Hammerhead Gangs Around the Galapagos Islands
The hammerheads of the Galapagos are intrigued by divers. They sniff around, poking their nose towards tanks and wondering where these strange ungraceful swimmers came from. Schools of over 100 hammerheads won’t just swim past waving hello. They’ll stop and swarm around divers, inspecting the potential dinner menu and then moving on. At least, that’s what they currently do. Surely you can’t keep tempting predators like this?
A range of Galapagos dive operators offer this trip.
Gray Reef Sharks on Palau
Immense gray reef sharks lounge around the tropical water of Palau, seemingly uninterested in divers but always ready to snap off a bloody tuna corpse that’s floating through the water. A gray reef shark confirms all preconceptions about the ocean’s greatest predator. It’s large, swift, and unpredictable, staring you straight in the eyes and then whipping around to approach from behind. Don’t trust them. Just marvel at their prehistoric beauty before drinking cocktails in coconuts to reduce the heart beat.

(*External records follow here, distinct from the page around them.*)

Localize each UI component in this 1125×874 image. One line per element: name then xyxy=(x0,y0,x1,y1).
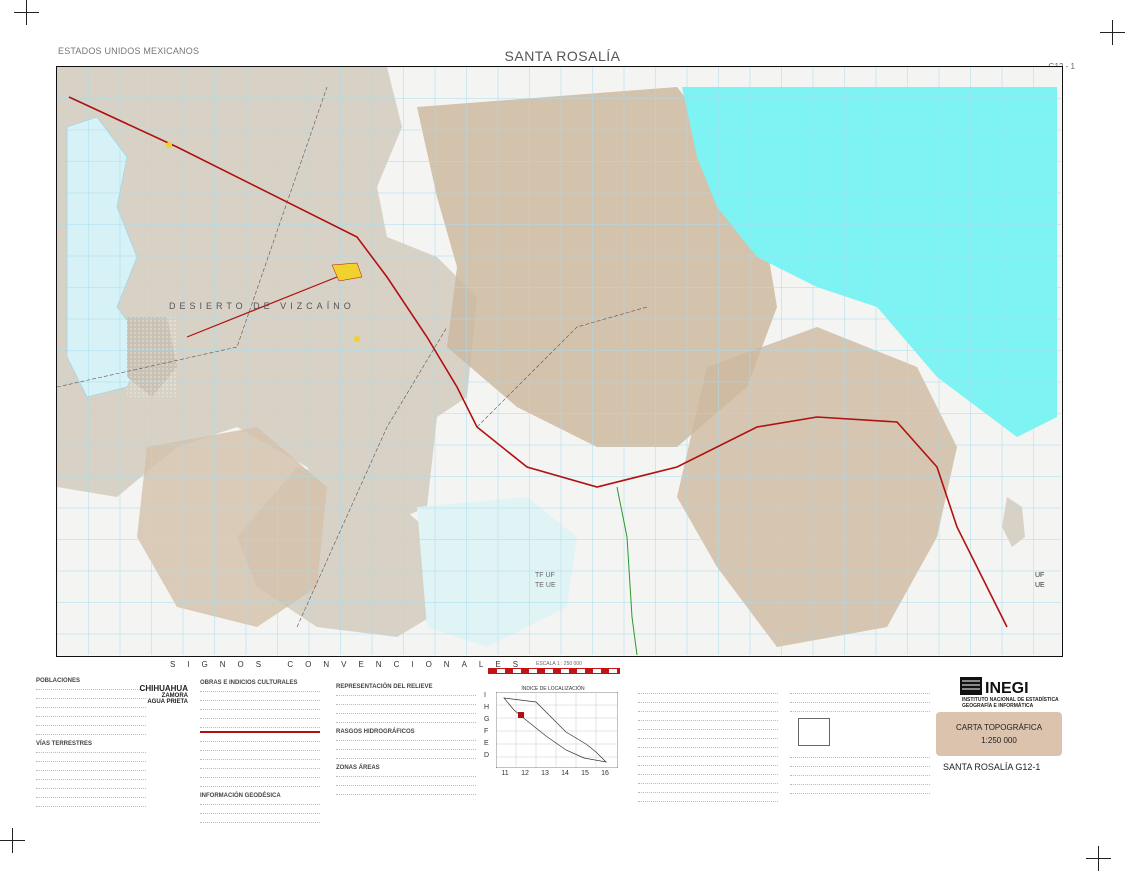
legend-poblaciones: POBLACIONES VÍAS TERRESTRES xyxy=(36,678,146,810)
product-box: CARTA TOPOGRÁFICA 1:250 000 xyxy=(936,712,1062,756)
topographic-map[interactable]: DESIERTO DE VIZCAÍNO TF UF TE UE UF UE xyxy=(56,66,1063,657)
location-col-labels: 11 12 13 14 15 16 xyxy=(501,770,609,777)
product-scale: 1:250 000 xyxy=(981,736,1017,745)
sample-town: CHIHUAHUA xyxy=(139,684,188,693)
town-marker xyxy=(354,336,360,342)
zone-label-2: TE UE xyxy=(535,582,556,589)
declination-diagram xyxy=(798,718,830,746)
scale-label: ESCALA 1 : 250 000 xyxy=(536,661,582,667)
legend-title: SIGNOS CONVENCIONALES xyxy=(170,660,531,669)
zone-label-1: TF UF xyxy=(535,572,555,579)
town-marker xyxy=(166,142,172,148)
sample-town: AGUA PRIETA xyxy=(147,699,188,705)
product-name: CARTA TOPOGRÁFICA xyxy=(955,723,1043,732)
location-row-labels: IHG FED xyxy=(484,692,490,759)
map-canvas: DESIERTO DE VIZCAÍNO TF UF TE UE UF UE xyxy=(57,67,1061,655)
zone-label-3: UF xyxy=(1035,572,1044,579)
svg-text:INEGI: INEGI xyxy=(985,680,1029,697)
inegi-logo: INEGI xyxy=(960,677,1029,697)
map-title: SANTA ROSALÍA xyxy=(504,48,621,64)
notes-block xyxy=(638,688,778,805)
location-highlight xyxy=(518,712,524,718)
region-label: DESIERTO DE VIZCAÍNO xyxy=(169,301,355,311)
location-index-map xyxy=(496,692,618,768)
sheet-name: SANTA ROSALÍA G12-1 xyxy=(943,762,1041,772)
legend-relieve: REPRESENTACIÓN DEL RELIEVE RASGOS HIDROG… xyxy=(336,684,476,798)
legend-obras: OBRAS E INDICIOS CULTURALES INFORMACIÓN … xyxy=(200,680,320,826)
publisher-full-name: INSTITUTO NACIONAL DE ESTADÍSTICA GEOGRA… xyxy=(962,697,1059,709)
zone-label-4: UE xyxy=(1035,582,1045,589)
legend-sample-towns: CHIHUAHUA ZAMORA AGUA PRIETA xyxy=(138,684,188,705)
scale-bar xyxy=(488,668,620,674)
declination-block xyxy=(790,688,930,797)
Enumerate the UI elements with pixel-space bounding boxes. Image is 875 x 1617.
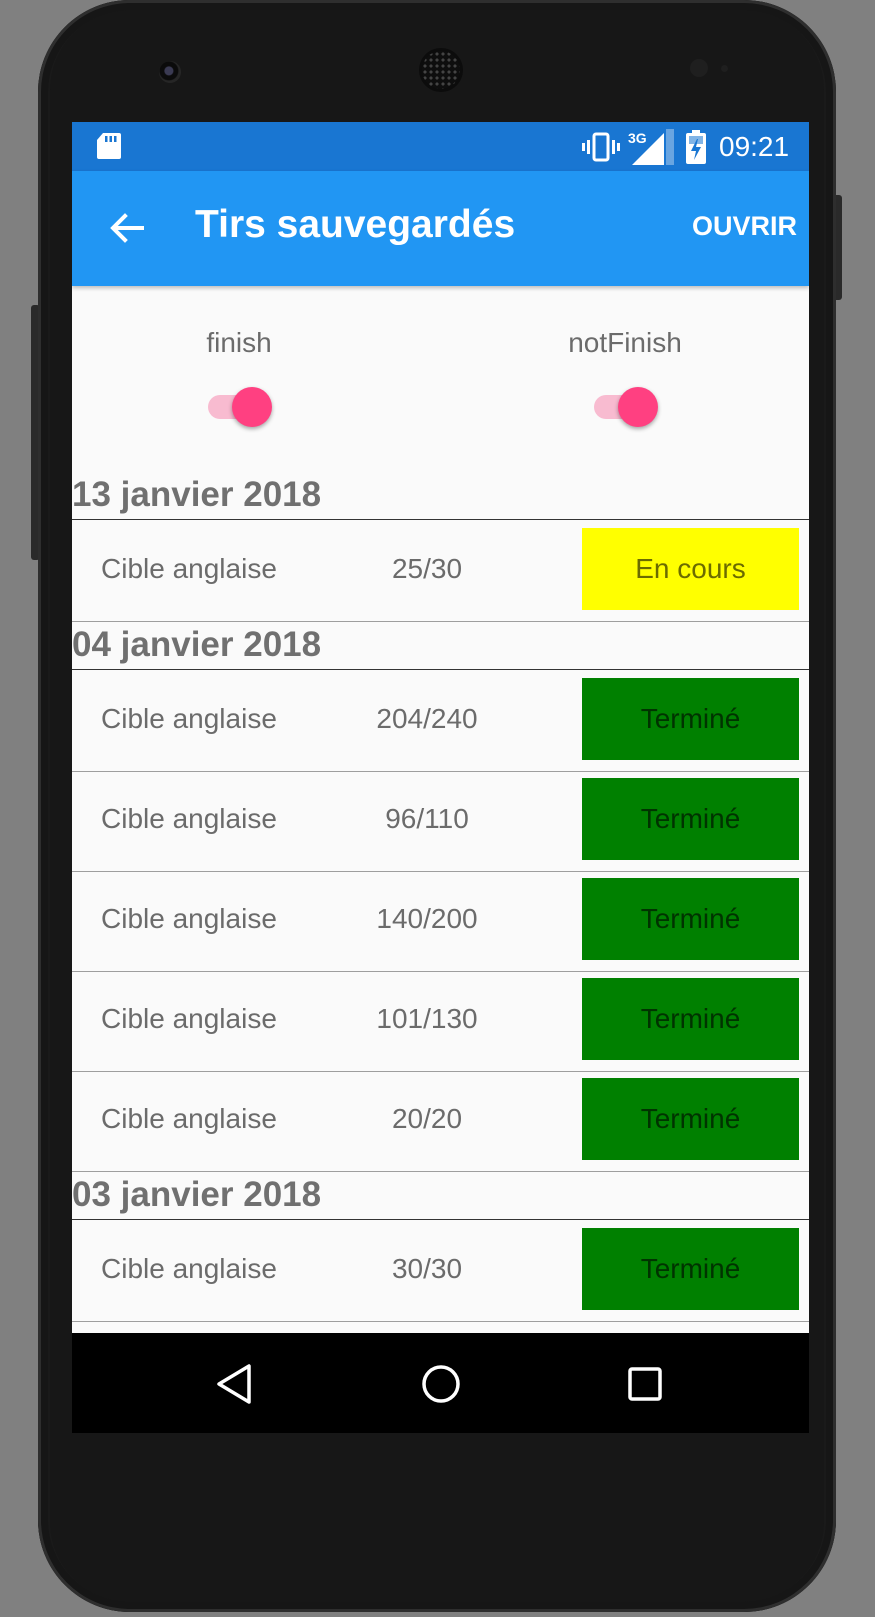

Thresher Sharks in the Philippines
Most of this list offers almost guaranteed shark sightings. So let’s finish with something completely offbeat and obscure. Most professional divers will go a lifetime without seeing a thresher shark, and you’ll need to commit for a few days to see their giant hulk in the murky waters of Monad Shoal. Descend to a platform and wait. Keep waiting. Then ascend and come back tomorrow. But this time, pairs of humongous dark eyes dance through the green water and the deep water threshers pass before inspired eyes. They put on a show, gliding around the shallow waters before returning to the depths.